In the eastern parts of the city, the dominating role of coal heating that could still be noted for large areas in 1994 has diminished almost completely. It has been replaced foremostly with natural gas and district heating. The dramatic increase in gas heating recorded since 1994 – almost 70 percent – is caused primarily by increased usage in the eastern boroughs. Thanks to the established supply networks, district heat has also been a primary source for heating in these areas, even before 1989. In the modern development projects of Marzahn and Hellersdorf, district heat in fact has a supply share of 100 percent.
In some outskirt areas such as Biesdorf, Mahlsdorf and Rahnsdorf, mixed supply types dominate, e.g., gas plus fuel oil. As with another frequently encountered mixed supply type – district heat plus fuel oil – this is largely a result of replacing coal as an energy source. In the western part, mixed supply with gas and oil is dominant in areas with contiguous block development, for instance Schöneberg, Tiergarten, Wedding, as well as Spandau and Reinickendorf.
With regard to future developments in the use of heating energy, it is the mixed supply areas of Berlin that are of particular interest – as are those where different supply structures are directly adjacent. Due to the spatial proximities in these areas, there are great opportunities to further develop the use of district heat and gas.

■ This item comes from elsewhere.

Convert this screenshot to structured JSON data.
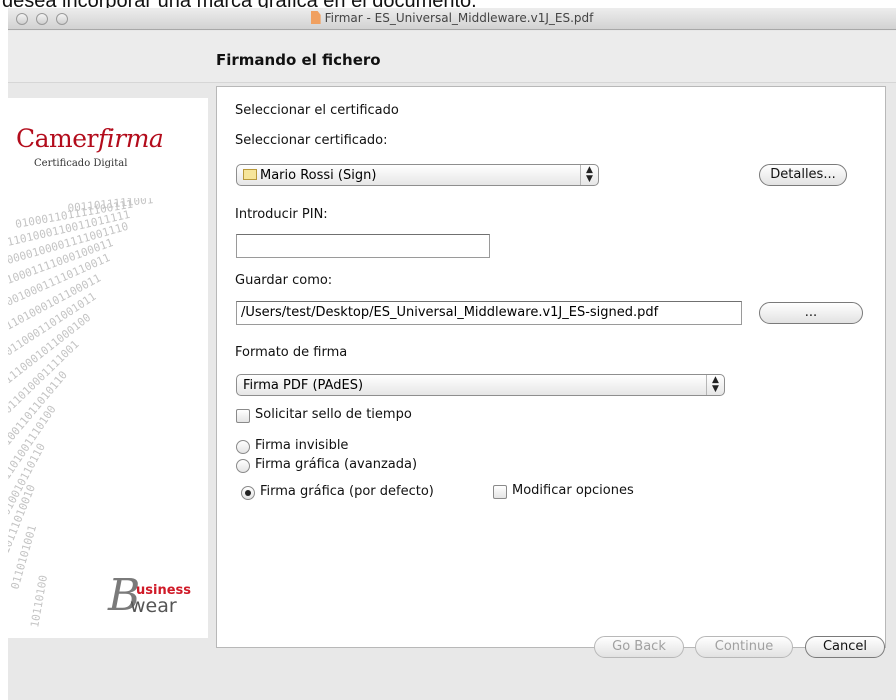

Map 08.02.2 Fuel Use of Major Heating Plants and Heating Power Plants
Map 08.02.2 Fuel Use of Major Heating Plants and Heating Power Plants demonstrates that even in Berlin’s power plants, fuel use varies greatly. The predominant energy sources used in the city’s 35 certified plants are anthracite and lignite (about 40 percent each) as well as natural gas (20 percent). Fuel use ranges from 100 percent natural gas (e.g., the Charlottenburg and Mitte heating plants) to 90 percent lignite (e.g., Klingenberg heating power plant) (cf. also fig. 7).